“As dangerous as a Flamejob T-shirt bought at Wal-Mart.”
— Chris Pedersen

“What are they playing now, jazz?”
— Gregg Flynn

“Two words: Bob Fucking Rock!”
— Jason Glover (That’s three words, Jason.)

“If I go to hell, it will certainly include me listening to ‘Unforgiven 2,’ proof that Metallica believes that if something’s awful, do it twice.”
— June Whitaker

“Metallica’s full-length albums have gone from OK, to bad, to worse, to hideous, to WHAT THE FUCK IS THIS CRAP?!!!”
— Billy

“I was driving down the road and thought I had left my blinker on!”
— David Hedger (Regarding the drums on “St. Anger”)

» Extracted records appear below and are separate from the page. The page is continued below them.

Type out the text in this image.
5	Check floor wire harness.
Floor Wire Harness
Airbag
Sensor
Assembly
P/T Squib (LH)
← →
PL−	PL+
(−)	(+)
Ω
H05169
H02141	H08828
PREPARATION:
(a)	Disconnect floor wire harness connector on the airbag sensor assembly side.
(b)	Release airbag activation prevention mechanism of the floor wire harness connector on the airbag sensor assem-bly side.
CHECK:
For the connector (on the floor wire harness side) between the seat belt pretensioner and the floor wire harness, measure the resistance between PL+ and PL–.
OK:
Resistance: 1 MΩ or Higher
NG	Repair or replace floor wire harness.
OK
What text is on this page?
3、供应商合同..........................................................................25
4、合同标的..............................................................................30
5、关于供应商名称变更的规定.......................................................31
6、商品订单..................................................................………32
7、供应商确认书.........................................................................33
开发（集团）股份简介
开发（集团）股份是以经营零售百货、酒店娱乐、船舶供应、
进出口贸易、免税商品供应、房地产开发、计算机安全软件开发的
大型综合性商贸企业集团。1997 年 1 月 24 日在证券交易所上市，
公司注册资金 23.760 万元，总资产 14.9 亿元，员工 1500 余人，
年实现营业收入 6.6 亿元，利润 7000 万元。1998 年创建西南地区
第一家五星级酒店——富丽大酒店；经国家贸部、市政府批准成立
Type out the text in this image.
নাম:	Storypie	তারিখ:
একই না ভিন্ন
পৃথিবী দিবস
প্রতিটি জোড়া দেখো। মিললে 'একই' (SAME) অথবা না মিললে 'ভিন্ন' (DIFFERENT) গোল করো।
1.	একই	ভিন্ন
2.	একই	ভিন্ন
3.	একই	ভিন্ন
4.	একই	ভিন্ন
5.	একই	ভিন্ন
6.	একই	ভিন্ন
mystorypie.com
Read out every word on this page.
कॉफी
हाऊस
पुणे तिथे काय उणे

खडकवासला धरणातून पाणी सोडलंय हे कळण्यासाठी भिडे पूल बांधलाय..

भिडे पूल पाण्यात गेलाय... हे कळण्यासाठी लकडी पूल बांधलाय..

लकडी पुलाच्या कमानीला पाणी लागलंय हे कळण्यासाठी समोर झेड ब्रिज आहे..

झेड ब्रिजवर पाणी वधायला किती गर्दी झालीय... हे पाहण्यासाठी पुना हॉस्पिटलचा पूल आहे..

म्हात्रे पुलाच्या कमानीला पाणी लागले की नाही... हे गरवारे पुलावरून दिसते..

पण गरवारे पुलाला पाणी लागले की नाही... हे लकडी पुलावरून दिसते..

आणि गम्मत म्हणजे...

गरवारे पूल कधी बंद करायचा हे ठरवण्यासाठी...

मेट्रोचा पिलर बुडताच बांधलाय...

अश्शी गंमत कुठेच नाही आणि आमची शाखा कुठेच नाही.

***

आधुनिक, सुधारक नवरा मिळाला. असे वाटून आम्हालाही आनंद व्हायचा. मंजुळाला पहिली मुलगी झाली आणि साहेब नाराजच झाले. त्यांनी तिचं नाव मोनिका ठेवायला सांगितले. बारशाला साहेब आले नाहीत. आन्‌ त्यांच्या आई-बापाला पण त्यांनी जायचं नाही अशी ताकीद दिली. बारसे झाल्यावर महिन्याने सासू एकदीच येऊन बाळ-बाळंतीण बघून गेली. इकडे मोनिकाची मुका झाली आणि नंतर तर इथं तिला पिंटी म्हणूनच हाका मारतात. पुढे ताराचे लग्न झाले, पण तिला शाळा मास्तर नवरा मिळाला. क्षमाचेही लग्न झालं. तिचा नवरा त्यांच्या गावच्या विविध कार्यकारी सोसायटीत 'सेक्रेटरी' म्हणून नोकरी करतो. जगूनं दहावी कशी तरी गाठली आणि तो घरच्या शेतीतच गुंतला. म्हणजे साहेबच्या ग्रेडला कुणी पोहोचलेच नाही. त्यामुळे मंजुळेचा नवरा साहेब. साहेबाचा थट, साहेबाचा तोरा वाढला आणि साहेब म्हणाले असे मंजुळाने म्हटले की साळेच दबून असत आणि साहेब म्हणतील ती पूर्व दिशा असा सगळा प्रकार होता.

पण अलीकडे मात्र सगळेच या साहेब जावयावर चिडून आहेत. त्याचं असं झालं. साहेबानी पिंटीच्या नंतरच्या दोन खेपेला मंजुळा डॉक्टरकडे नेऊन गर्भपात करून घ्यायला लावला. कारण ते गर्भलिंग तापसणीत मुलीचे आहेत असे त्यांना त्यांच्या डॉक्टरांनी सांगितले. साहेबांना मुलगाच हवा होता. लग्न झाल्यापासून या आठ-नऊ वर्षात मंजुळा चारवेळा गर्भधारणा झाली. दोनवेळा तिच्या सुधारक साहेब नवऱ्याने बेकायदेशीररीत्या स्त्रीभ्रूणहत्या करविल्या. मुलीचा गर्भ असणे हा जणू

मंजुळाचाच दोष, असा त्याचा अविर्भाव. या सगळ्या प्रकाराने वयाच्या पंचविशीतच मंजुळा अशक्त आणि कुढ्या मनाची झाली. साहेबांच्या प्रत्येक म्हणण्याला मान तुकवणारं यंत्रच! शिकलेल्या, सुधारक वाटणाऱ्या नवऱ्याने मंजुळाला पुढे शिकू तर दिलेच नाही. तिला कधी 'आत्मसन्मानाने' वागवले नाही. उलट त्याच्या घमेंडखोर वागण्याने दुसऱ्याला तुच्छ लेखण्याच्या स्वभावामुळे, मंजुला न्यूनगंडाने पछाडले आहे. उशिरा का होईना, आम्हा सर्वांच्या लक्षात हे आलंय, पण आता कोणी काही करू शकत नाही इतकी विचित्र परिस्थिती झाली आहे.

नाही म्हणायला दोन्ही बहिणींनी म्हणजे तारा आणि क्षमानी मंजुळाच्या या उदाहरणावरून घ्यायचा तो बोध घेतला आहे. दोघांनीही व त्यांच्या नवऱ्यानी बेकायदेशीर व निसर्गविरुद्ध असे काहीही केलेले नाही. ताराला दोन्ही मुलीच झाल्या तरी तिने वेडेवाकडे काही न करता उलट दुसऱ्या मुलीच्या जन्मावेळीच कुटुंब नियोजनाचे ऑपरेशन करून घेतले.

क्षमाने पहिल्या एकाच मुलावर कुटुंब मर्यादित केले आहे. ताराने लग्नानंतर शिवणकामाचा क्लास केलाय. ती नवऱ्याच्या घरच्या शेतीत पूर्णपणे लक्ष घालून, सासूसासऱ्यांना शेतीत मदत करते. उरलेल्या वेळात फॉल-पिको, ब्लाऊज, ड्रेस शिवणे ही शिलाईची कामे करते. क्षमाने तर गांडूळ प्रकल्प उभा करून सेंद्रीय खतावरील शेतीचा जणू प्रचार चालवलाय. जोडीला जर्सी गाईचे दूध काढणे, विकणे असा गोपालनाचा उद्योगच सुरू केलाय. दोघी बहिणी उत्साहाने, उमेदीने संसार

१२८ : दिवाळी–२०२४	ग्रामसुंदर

“The fact that James Hetfield sings like his balls are being squeezed by Suge Knight does not help matters.”
— Ramiro Vasquez

“But now, to make money, they have to play with bands that your 12-year-old sister likes.”
— Matt Coffey

“After completion of The Black Album, I believe certain members of Metallica castrated themselves and grew vaginas.”
— Keith Gridley

And, finally, from the only entry that took Metallica’s side, while simultaneously taking issue with our “metal cred,” everybody’s favorite one-liner:

“May the restless spirit of Cliff Burton pimp slap the Chuck Taylors off of your pasty asses.”